Now we have fine grained inheritance control using sealed scope modifier for classes and interfaces. So if you need your super class or an interface to be widely accessible but not arbitrary extensible, sealed modifier is your friend.

Example from the JDK documentation:

package com.example.geometry;public sealed class Shape
permits Circle, Rectangle, Square {...}

If you have nested classes or more than one class in the same source file you can omit permits for those classes, Java compiler will infer permitted subclasses as long as they are in the same file.

That means in the example above, as long as Shape, Circle, Rectangle and Square are in the same source file you can omit permits and your code can look something like this:

package com.example.geometry;sealed class Shape {...}
... class Circle extends Shape {...}
... class Rectangle extends Shape {...}
... class Square extends Shape {...}

This might be a rare case, but if you want to save a few bytes by not writing permits in an example above you can do it, compiler will know what to do.

Permitted classes can be final , sealed or non-sealed.

package com.example.geometry;public sealed class Shape
permits Circle, Rectangle, Square {...}
public final class Circle extends Shape {...}public sealed class Rectangle extends Shape
permits TransparentRectangle, FilledRectangle {...}
public final class TransparentRectangle extends Rectangle {...}
public final class FilledRectangle extends Rectangle {...}
public non-sealed class Square extends Shape {...}

Final will prevent its part of the class hierarchy from being extended further.

Sealed will allow its part of the hierarchy to be extended further than super class originally defined, but only by classes that sealed subclass permits.

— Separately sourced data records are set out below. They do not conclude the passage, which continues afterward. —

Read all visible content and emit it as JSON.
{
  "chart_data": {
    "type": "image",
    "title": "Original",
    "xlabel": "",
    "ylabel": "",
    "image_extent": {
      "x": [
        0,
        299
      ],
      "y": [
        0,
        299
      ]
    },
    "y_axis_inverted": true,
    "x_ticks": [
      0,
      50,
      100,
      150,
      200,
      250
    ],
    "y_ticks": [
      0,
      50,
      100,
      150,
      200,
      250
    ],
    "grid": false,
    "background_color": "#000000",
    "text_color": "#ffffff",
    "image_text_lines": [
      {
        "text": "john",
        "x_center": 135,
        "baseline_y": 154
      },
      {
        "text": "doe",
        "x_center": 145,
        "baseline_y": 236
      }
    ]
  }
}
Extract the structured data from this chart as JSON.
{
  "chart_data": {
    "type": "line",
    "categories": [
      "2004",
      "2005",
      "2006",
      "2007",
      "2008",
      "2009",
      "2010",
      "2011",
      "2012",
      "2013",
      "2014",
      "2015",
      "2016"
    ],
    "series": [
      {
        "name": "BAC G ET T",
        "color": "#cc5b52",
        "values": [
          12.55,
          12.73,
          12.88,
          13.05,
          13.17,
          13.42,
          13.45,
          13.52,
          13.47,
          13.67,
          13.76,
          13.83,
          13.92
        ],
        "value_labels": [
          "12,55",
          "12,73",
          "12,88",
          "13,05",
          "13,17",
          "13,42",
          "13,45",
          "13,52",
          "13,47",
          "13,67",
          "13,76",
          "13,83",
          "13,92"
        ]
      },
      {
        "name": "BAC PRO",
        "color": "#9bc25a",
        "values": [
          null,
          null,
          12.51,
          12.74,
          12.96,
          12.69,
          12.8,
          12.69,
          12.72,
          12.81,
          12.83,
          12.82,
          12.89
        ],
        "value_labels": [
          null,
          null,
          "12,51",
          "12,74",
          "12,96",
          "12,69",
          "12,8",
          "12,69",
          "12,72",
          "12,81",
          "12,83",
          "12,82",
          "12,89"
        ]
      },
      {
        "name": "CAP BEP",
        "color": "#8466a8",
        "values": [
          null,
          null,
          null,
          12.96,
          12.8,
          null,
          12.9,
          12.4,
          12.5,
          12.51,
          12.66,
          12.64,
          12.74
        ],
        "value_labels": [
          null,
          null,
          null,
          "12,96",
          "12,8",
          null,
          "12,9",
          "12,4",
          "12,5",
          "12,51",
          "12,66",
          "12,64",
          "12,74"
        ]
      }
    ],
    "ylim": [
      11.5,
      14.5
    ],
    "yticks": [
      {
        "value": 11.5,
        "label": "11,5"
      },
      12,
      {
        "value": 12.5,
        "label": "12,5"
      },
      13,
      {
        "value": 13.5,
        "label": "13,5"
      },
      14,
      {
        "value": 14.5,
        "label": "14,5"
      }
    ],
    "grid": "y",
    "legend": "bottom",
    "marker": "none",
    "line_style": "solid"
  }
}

And finally non-sealed will return things back into the wild and revert the class hierarchy to being open for extension by unknown sub classes, of course starting from the child non-sealed class, super class is still sealed so it’s still off limits for unknown extension.

Sealed classes work really well with records, caveat is that records are implicitly final , so by design your sub class (sub record) modifier options are reduced from final , sealed or non-sealed to, well, only final

As mentioned in the beginning, this feature is designed to work hand in hand with pattern matching workflows.

JDK docs example with classes used in earlier code snippets of using if-else chain for instanceof tests:

Shape rotate(Shape shape, double angle) {
if (shape instanceof Circle) return shape;
else if (shape instanceof Rectangle) return shape;
else if (shape instanceof Square) return shape;
else throw new IncompatibleClassChangeError();
}

Java has no way of knowing if you covered every possible instance of Shape, if you are missing one or more of them Java will never know and doesn’t have a way to let you know that you missed a sub type.

That is where Sealed Classes can come into play, if you are working with a sealed hierarchy compiler can know exactly which sub types you are missing in the instance checks and issue you a compile time error if you missed a case.

Shape rotate(Shape shape, double angle) {
return switch (shape) { // pattern matching switch
case Circle c -> c;
case Rectangle r -> shape.rotate(angle);
case Square s -> shape.rotate(angle);
// no default needed!
}
}

In the example above using both new Java 17 features, pattern matching for switch and sealed classes, compiler will actually issue you an error message if you are missing a switch case for any class that is permitted to extend / implement Shape.

Java’s Reflection API was also extended to add support for sealed classes, there are two new methods, both pretty self explanatory:

Class<?>[] getPermittedSubclasses();
boolean isSealed();

That’s it for the new features in the latest Java release. Thanks for reading to the end and happy coding.